Globalleşme sürecinin temel önemde bir paradoksu: Sermaye globalleşir, dünyanın her yerinde serbestçe dolanır ve bir örnek uygulamaları yerleştirirken, emek ve emeğin örgütlenmesinin yerel koşullara tâbi kalması... Theo Nichols ve Nadir Suğur, ülkenin teknolojik olarak en gelişkin ve en büyükleri arasında yer alan yedi firmada/fabrikada yaptıkları araştırma, bu paradoksun Türkiye’deki görünümü hakkında ayrıntılı bir resim çiziyor.

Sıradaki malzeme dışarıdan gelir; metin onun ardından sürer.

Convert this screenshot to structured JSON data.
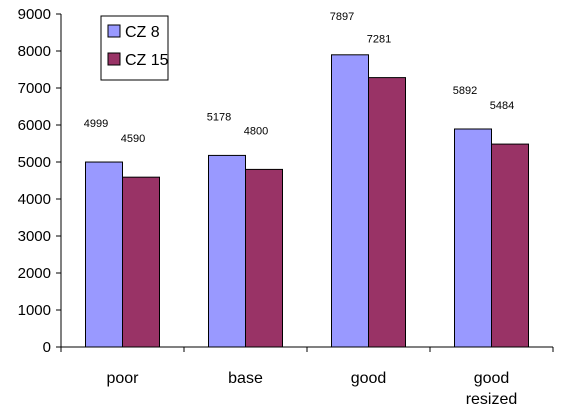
{
  "chart_data": {
    "type": "bar",
    "categories": [
      [
        "poor"
      ],
      [
        "base"
      ],
      [
        "good"
      ],
      [
        "good",
        "resized"
      ]
    ],
    "series": [
      {
        "name": "CZ 8",
        "values": [
          4999,
          5178,
          7897,
          5892
        ],
        "color": "#9999FF"
      },
      {
        "name": "CZ 15",
        "values": [
          4590,
          4800,
          7281,
          5484
        ],
        "color": "#993366"
      }
    ],
    "ylim": [
      0,
      9000
    ],
    "yticks": [
      0,
      1000,
      2000,
      3000,
      4000,
      5000,
      6000,
      7000,
      8000,
      9000
    ],
    "grid": false,
    "legend_position": "top-left"
  }
}
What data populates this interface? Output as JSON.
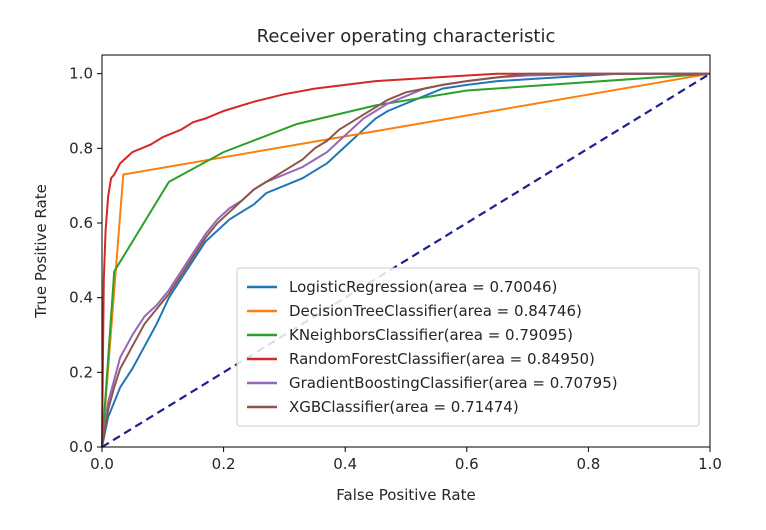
{
  "chart_data": {
    "type": "line",
    "title": "Receiver operating characteristic",
    "xlabel": "False Positive Rate",
    "ylabel": "True Positive Rate",
    "xlim": [
      0.0,
      1.0
    ],
    "ylim": [
      0.0,
      1.05
    ],
    "xticks": [
      "0.0",
      "0.2",
      "0.4",
      "0.6",
      "0.8",
      "1.0"
    ],
    "yticks": [
      "0.0",
      "0.2",
      "0.4",
      "0.6",
      "0.8",
      "1.0"
    ],
    "grid": false,
    "legend_position": "lower-right",
    "series": [
      {
        "name": "LogisticRegression(area = 0.70046)",
        "color": "#1f77b4",
        "x": [
          0,
          0.01,
          0.02,
          0.03,
          0.05,
          0.07,
          0.09,
          0.11,
          0.13,
          0.15,
          0.17,
          0.19,
          0.21,
          0.23,
          0.25,
          0.27,
          0.3,
          0.33,
          0.35,
          0.37,
          0.39,
          0.41,
          0.43,
          0.45,
          0.47,
          0.5,
          0.53,
          0.56,
          0.6,
          0.65,
          0.7,
          0.75,
          0.8,
          0.85,
          0.9,
          0.95,
          1.0
        ],
        "y": [
          0,
          0.08,
          0.12,
          0.16,
          0.21,
          0.27,
          0.33,
          0.4,
          0.45,
          0.5,
          0.55,
          0.58,
          0.61,
          0.63,
          0.65,
          0.68,
          0.7,
          0.72,
          0.74,
          0.76,
          0.79,
          0.82,
          0.85,
          0.88,
          0.9,
          0.92,
          0.94,
          0.96,
          0.97,
          0.98,
          0.985,
          0.99,
          0.995,
          1.0,
          1.0,
          1.0,
          1.0
        ]
      },
      {
        "name": "DecisionTreeClassifier(area = 0.84746)",
        "color": "#ff7f0e",
        "x": [
          0,
          0.035,
          1.0
        ],
        "y": [
          0,
          0.73,
          1.0
        ]
      },
      {
        "name": "KNeighborsClassifier(area = 0.79095)",
        "color": "#2ca02c",
        "x": [
          0,
          0.02,
          0.11,
          0.2,
          0.32,
          0.45,
          0.6,
          1.0
        ],
        "y": [
          0,
          0.47,
          0.71,
          0.79,
          0.865,
          0.915,
          0.955,
          1.0
        ]
      },
      {
        "name": "RandomForestClassifier(area = 0.84950)",
        "color": "#d62728",
        "x": [
          0,
          0.003,
          0.006,
          0.01,
          0.015,
          0.02,
          0.03,
          0.05,
          0.08,
          0.1,
          0.13,
          0.15,
          0.17,
          0.2,
          0.25,
          0.3,
          0.35,
          0.4,
          0.45,
          0.5,
          0.55,
          0.6,
          0.65,
          0.7,
          0.8,
          0.9,
          1.0
        ],
        "y": [
          0,
          0.45,
          0.58,
          0.67,
          0.72,
          0.73,
          0.76,
          0.79,
          0.81,
          0.83,
          0.85,
          0.87,
          0.88,
          0.9,
          0.925,
          0.945,
          0.96,
          0.97,
          0.98,
          0.985,
          0.99,
          0.995,
          1.0,
          1.0,
          1.0,
          1.0,
          1.0
        ]
      },
      {
        "name": "GradientBoostingClassifier(area = 0.70795)",
        "color": "#9467bd",
        "x": [
          0,
          0.01,
          0.02,
          0.03,
          0.05,
          0.07,
          0.09,
          0.11,
          0.13,
          0.15,
          0.17,
          0.19,
          0.21,
          0.23,
          0.25,
          0.27,
          0.3,
          0.33,
          0.35,
          0.37,
          0.39,
          0.41,
          0.43,
          0.45,
          0.47,
          0.5,
          0.53,
          0.56,
          0.6,
          0.65,
          0.7,
          0.8,
          0.9,
          1.0
        ],
        "y": [
          0,
          0.12,
          0.18,
          0.24,
          0.3,
          0.35,
          0.38,
          0.42,
          0.47,
          0.52,
          0.57,
          0.61,
          0.64,
          0.66,
          0.69,
          0.71,
          0.73,
          0.75,
          0.77,
          0.79,
          0.82,
          0.85,
          0.88,
          0.9,
          0.92,
          0.94,
          0.96,
          0.97,
          0.98,
          0.99,
          0.995,
          1.0,
          1.0,
          1.0
        ]
      },
      {
        "name": "XGBClassifier(area = 0.71474)",
        "color": "#8c564b",
        "x": [
          0,
          0.01,
          0.02,
          0.03,
          0.05,
          0.07,
          0.09,
          0.11,
          0.13,
          0.15,
          0.17,
          0.19,
          0.21,
          0.23,
          0.25,
          0.27,
          0.3,
          0.33,
          0.35,
          0.37,
          0.39,
          0.41,
          0.43,
          0.45,
          0.47,
          0.5,
          0.53,
          0.56,
          0.6,
          0.65,
          0.7,
          0.8,
          0.9,
          1.0
        ],
        "y": [
          0,
          0.1,
          0.16,
          0.21,
          0.27,
          0.33,
          0.37,
          0.41,
          0.46,
          0.51,
          0.56,
          0.6,
          0.63,
          0.66,
          0.69,
          0.71,
          0.74,
          0.77,
          0.8,
          0.82,
          0.85,
          0.87,
          0.89,
          0.91,
          0.93,
          0.95,
          0.96,
          0.97,
          0.98,
          0.99,
          1.0,
          1.0,
          1.0,
          1.0
        ]
      },
      {
        "name": "",
        "color": "#1f1f8f",
        "dashed": true,
        "x": [
          0,
          1.0
        ],
        "y": [
          0,
          1.0
        ]
      }
    ]
  }
}
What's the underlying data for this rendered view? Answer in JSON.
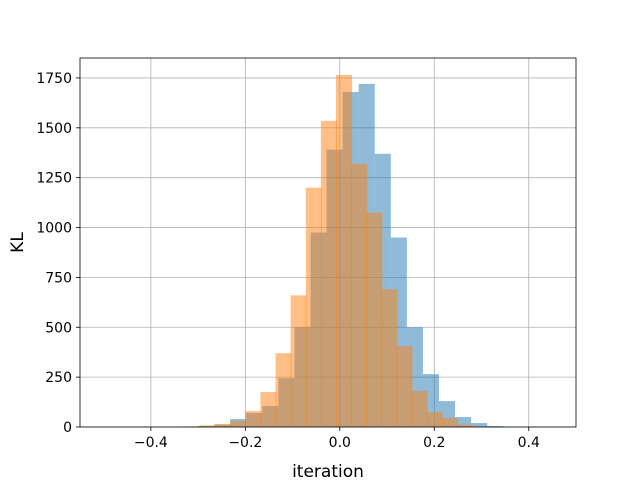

Büyük fabrikalar ve formel üretim örgütlenmesi ‘eskidi’ mi, yoksa hâlâ bir önem ve itibara sahip mi? Firmalar ve yöneticiler modern yönetim tekniklerini nasıl algılıyor ve nasıl uyguluyorlar? İşçiler, bu teknikleri ve genel olarak ‘sanayi kültürü’nü nasıl algılıyor? Toplumsal cinsiyet, etnisite, hemşehrilik, işçi sınıfı kültürü ve bilinci üzerinde nasıl etkilere sahip ve bu etkiler nasıl bir değişim içinde?
Yazarlar bu sorulara cevap ararken, ‘çalışma hayatı’, sanayi, modernleşme ve işçilerle ilgili çalışmalara hâkim olan kalıplaşmış yargıları da sorguluyorlar.